We would also like to submit that the provisions of the CandAG Act, 1971, which set out the duties and powers of the CandAG pertains only to the audit of accounts of the Union or the States or Government Companies or Corporations. The audit of accounts of private companies such as ours is not a part of duties and powers of the CandAG.

It is therefore requested that while DoT can call for our books of accounts, the audit of those does not fall with the purview of the CandAG.”

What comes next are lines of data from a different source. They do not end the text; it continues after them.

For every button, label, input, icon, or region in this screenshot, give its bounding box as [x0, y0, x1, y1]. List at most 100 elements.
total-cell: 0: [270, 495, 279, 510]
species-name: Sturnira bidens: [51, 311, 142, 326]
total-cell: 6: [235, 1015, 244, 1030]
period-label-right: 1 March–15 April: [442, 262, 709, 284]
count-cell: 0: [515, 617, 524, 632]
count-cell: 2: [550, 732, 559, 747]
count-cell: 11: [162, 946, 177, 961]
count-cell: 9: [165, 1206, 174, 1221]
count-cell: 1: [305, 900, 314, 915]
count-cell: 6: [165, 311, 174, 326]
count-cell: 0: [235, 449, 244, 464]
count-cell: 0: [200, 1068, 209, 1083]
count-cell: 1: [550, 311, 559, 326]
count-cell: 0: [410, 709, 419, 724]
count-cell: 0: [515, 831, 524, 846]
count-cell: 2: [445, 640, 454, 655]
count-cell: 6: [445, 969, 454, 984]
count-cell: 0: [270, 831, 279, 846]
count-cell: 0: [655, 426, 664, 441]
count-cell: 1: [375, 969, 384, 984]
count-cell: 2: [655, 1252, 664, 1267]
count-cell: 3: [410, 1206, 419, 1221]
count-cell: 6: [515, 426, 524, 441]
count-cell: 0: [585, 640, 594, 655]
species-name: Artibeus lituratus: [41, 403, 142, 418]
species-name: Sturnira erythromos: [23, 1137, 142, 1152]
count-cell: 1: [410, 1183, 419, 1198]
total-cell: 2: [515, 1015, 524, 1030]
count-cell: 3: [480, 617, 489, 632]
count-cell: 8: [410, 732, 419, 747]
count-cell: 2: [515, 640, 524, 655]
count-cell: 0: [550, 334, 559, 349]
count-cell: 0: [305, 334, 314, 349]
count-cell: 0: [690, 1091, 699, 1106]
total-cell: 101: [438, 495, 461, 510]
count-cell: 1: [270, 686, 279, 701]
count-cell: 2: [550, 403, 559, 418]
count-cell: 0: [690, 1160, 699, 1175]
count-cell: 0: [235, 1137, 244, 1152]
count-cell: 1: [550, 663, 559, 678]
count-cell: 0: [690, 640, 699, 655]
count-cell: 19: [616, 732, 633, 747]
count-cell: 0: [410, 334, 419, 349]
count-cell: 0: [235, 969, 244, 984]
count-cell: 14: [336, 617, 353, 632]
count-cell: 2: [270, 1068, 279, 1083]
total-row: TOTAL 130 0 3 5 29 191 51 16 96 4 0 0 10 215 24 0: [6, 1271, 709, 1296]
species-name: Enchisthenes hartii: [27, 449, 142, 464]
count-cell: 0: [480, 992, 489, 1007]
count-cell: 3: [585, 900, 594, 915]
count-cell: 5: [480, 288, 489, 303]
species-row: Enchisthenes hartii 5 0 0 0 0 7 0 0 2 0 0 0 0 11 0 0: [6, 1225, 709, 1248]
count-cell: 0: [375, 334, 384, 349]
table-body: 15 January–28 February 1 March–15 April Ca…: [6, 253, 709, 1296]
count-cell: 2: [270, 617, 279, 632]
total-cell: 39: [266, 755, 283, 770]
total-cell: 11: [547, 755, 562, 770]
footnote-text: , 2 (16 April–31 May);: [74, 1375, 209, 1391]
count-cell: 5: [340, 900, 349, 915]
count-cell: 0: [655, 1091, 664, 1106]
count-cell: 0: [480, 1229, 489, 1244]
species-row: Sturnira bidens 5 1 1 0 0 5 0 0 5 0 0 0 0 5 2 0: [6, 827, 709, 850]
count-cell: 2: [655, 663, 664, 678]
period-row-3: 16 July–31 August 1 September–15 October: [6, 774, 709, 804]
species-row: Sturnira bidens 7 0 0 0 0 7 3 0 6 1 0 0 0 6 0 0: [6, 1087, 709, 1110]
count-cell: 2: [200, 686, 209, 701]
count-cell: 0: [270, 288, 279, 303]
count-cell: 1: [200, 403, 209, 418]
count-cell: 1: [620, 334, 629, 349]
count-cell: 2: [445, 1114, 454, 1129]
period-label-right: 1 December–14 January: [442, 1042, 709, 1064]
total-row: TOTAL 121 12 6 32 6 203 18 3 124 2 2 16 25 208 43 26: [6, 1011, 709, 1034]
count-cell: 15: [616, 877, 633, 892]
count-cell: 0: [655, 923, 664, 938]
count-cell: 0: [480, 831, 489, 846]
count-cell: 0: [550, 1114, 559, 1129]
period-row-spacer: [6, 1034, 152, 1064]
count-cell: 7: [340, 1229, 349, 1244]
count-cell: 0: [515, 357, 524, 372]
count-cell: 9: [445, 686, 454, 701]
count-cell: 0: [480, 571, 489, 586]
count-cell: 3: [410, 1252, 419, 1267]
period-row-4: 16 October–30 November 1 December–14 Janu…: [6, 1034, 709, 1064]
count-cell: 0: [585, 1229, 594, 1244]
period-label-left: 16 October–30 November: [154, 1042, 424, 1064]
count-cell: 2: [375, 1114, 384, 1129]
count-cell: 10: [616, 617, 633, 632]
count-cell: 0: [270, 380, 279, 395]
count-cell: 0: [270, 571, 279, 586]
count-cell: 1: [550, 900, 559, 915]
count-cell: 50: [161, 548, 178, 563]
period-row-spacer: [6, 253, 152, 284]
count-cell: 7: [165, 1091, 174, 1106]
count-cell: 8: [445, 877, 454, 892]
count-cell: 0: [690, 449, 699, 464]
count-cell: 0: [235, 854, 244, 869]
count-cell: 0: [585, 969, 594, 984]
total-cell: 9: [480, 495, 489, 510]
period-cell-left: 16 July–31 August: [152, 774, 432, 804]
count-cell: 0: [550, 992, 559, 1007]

‘Reliance’, on the other hand, clearly submitted itself to the jurisdiction of CAG while submitting the required details in its letter dated 31st March, 2010, at para 5 at page 131 of the Paper-book. The impugned letter dated 10.05.2010 was issued by the CAG in the context of the aforementioned development which reads as under:

“Kindly refer to your office letter cited on the above subject extending cooperation in conduct of the audit of revenue share by CandAG. Certain difficulty has been expressed by your Company in providing the books of accounts in physical form as they are being maintained in electronic form in SAP R3. Further, it has been stated that the same could be viewed in the concerned IT Systems which would be made available at your headquarters’ at DAKC, Navi Mumbai. In this connection it is requested that on 20th May 2010 a presentation may be given covering your business activities, accounting policies, Accounting, billing and financial systems and all other issues relating to revenue share, followed by brief interface meeting with my Audit team which would start the process of audit. The time and venue of the presentation is given in Annexure-I. Shri Subu R. Director(Report) of my office has been nominated as Nodal Officer who would be overseeing and coordinating the Audit”

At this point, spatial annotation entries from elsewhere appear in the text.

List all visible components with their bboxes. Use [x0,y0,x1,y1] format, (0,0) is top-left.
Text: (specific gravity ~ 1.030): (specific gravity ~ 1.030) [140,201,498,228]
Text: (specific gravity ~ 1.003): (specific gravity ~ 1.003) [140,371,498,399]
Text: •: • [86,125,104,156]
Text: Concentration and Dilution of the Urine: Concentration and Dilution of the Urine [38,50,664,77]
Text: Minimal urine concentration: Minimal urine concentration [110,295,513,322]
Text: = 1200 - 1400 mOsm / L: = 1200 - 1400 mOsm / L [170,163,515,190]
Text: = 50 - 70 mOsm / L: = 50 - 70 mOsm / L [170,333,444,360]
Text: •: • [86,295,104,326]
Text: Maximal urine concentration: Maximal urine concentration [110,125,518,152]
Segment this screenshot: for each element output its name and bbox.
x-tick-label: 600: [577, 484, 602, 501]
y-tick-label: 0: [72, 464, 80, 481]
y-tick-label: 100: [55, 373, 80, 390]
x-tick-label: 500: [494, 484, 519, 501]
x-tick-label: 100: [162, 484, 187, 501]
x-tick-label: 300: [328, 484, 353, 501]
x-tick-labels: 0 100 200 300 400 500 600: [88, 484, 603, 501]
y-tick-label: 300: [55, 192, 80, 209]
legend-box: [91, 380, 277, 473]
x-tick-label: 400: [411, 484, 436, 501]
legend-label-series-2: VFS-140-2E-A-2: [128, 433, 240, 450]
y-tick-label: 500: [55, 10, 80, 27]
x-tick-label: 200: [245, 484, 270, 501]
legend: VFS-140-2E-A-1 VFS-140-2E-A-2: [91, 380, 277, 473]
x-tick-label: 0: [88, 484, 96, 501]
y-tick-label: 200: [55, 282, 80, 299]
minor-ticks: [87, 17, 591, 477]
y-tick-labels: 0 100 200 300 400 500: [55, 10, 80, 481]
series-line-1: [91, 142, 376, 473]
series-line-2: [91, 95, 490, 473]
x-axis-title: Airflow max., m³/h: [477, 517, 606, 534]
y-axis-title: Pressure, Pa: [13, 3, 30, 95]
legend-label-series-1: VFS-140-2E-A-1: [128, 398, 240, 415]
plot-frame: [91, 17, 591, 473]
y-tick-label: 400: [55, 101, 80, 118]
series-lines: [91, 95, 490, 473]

Having heard the learned counsel for the parties, we are prima facie of the opinion that once the source of power is traced to the statutory rules, it may be difficult for this Tribunal to grant any interim relief to the petitioners as the power of CAG is an independent one flowing from a statutory rule and not out of a contract qua contract.

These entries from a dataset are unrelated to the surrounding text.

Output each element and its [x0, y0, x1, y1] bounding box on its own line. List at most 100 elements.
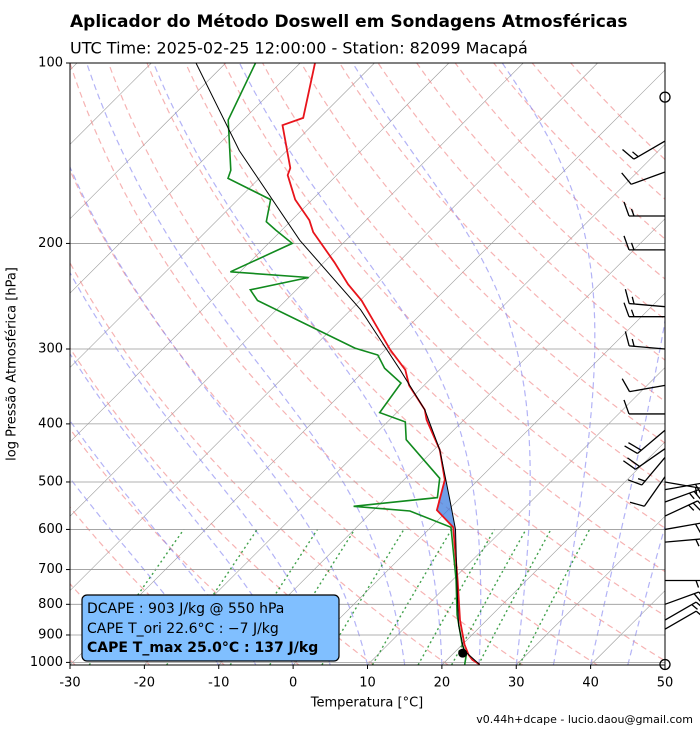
y-tick-label: 700 [38, 562, 63, 577]
barb [694, 523, 700, 534]
barb [624, 445, 638, 455]
barb-staff [643, 476, 666, 507]
dry-adiabat [531, 63, 665, 200]
x-tick-label: -30 [59, 676, 80, 691]
barb-staff [664, 591, 700, 605]
barb-staff [664, 482, 700, 491]
wind-barb [623, 201, 665, 217]
dry-adiabat [416, 63, 665, 321]
barb [693, 593, 700, 602]
isotherm [144, 143, 665, 665]
barb [637, 477, 646, 482]
wind-barb [621, 378, 666, 393]
moist-adiabat [501, 63, 596, 665]
barb [630, 309, 635, 317]
barb [623, 302, 630, 317]
dry-adiabat [107, 63, 665, 662]
barb [695, 601, 700, 607]
chart-title: Aplicador do Método Doswell em Sondagens… [70, 12, 627, 32]
barb [695, 539, 700, 547]
plot-frame [69, 62, 666, 666]
dewpoint-line [227, 63, 468, 665]
barb [623, 201, 630, 217]
isotherm [664, 664, 665, 665]
dry-adiabat [184, 63, 665, 573]
moist-adiabat [238, 63, 482, 665]
barb-staff [637, 429, 666, 454]
x-tick-label: 50 [657, 676, 674, 691]
barb-staff [664, 500, 698, 517]
barb-staff [635, 448, 666, 470]
moist-adiabat [86, 63, 406, 665]
barb-staff [641, 457, 666, 486]
annotation: DCAPE : 903 J/kg @ 550 hPa [87, 601, 284, 617]
wind-barb [664, 610, 700, 630]
barb [623, 399, 630, 415]
dry-adiabat [70, 346, 374, 665]
moist-adiabat [70, 477, 220, 665]
barb-staff [664, 481, 700, 489]
wind-barb [664, 591, 700, 605]
moist-adiabat [152, 63, 443, 665]
calm-marker [659, 91, 671, 103]
isotherm [70, 63, 301, 294]
wind-barb [624, 429, 666, 455]
dry-adiabat [262, 63, 665, 486]
x-tick-label: -10 [208, 676, 229, 691]
barb-staff [633, 140, 666, 160]
isotherm [516, 515, 665, 665]
wind-barb [664, 500, 700, 517]
isotherm [367, 367, 665, 665]
isotherm [590, 590, 665, 665]
wind-barb [659, 91, 671, 103]
barb [628, 442, 642, 451]
barb [695, 580, 700, 588]
wind-barb [664, 522, 700, 534]
barb [624, 288, 630, 304]
wind-barb [623, 302, 665, 318]
barb [632, 151, 639, 158]
background-lines [70, 63, 665, 665]
x-tick-label: 0 [289, 676, 297, 691]
annotation: CAPE T_max 25.0°C : 137 J/kg [87, 640, 318, 656]
x-tick-label: 30 [508, 676, 525, 691]
isotherm [441, 441, 665, 665]
cape-area [436, 450, 457, 567]
x-tick-label: 40 [582, 676, 599, 691]
mixing-ratio-line [417, 529, 496, 665]
dry-adiabat [454, 63, 665, 280]
wind-barb [664, 489, 700, 503]
barb [630, 208, 635, 217]
wind-barb [623, 399, 665, 415]
mixing-ratio-line [450, 529, 527, 665]
barb [623, 235, 630, 251]
barb [623, 460, 636, 470]
isotherm [70, 63, 226, 220]
calm-marker [659, 658, 671, 671]
barb-staff [664, 538, 700, 543]
isotherm [70, 63, 450, 443]
parcel-line [195, 63, 480, 665]
dry-adiabat [570, 63, 665, 161]
dry-adiabat [223, 63, 665, 529]
wind-barb [624, 288, 666, 308]
wind-barb [623, 448, 666, 470]
wind-barb [624, 331, 666, 350]
wind-barb [629, 476, 666, 507]
barb [621, 378, 631, 392]
dry-adiabat [146, 63, 665, 617]
y-tick-label: 300 [38, 341, 63, 356]
moist-adiabat [70, 271, 331, 665]
wind-barb [621, 171, 666, 185]
moist-adiabat [70, 165, 369, 665]
barb [697, 500, 700, 505]
barb-staff [630, 171, 666, 185]
wind-barb [627, 457, 666, 486]
y-tick-label: 800 [38, 597, 63, 612]
x-tick-label: -20 [134, 676, 155, 691]
wind-barb [664, 538, 700, 547]
mixing-ratio-line [477, 529, 552, 665]
barb-staff [629, 345, 666, 350]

The question is as to whether this Tribunal can declare the said Rules as unconstitutional or beyond the Rule making power of the Central Government by the TRAI Act, 1997 (as amended). Although, the learned counsel for the petitioner have addressed us at great length in regard to the validity of the said rules, we are of the opinion that as rules framed by the Central Government in exercise of its Rule making power under Section 35 of the Act cannot be a subject matter of challenge before us being beyond our jurisdiction and, thus, no relief can be granted to the said effect to the petitioners herein. As we have no jurisdiction to determine the constitutionality and/or validity of the said rules, we are of the opinion, that no interim relief can be granted. The petitioners will be at liberty to question the validity of the said rules and/or other grounds connected therewith before an appropriate forum.

These petitions are, therefore, admitted only on the limited ground of legality or otherwise of the action on the part of the respondent in issuing the impugned notices. The prayer (b) made in Petition No.141 of 2010 is rejected. The prayer for ad-interim order is also declined.

Reply to the petitions may be filed in four weeks. Rejoinder thereto may be filed within two weeks thereafter.

Put up under the heading for ‘Direction’ on 29.06.2010.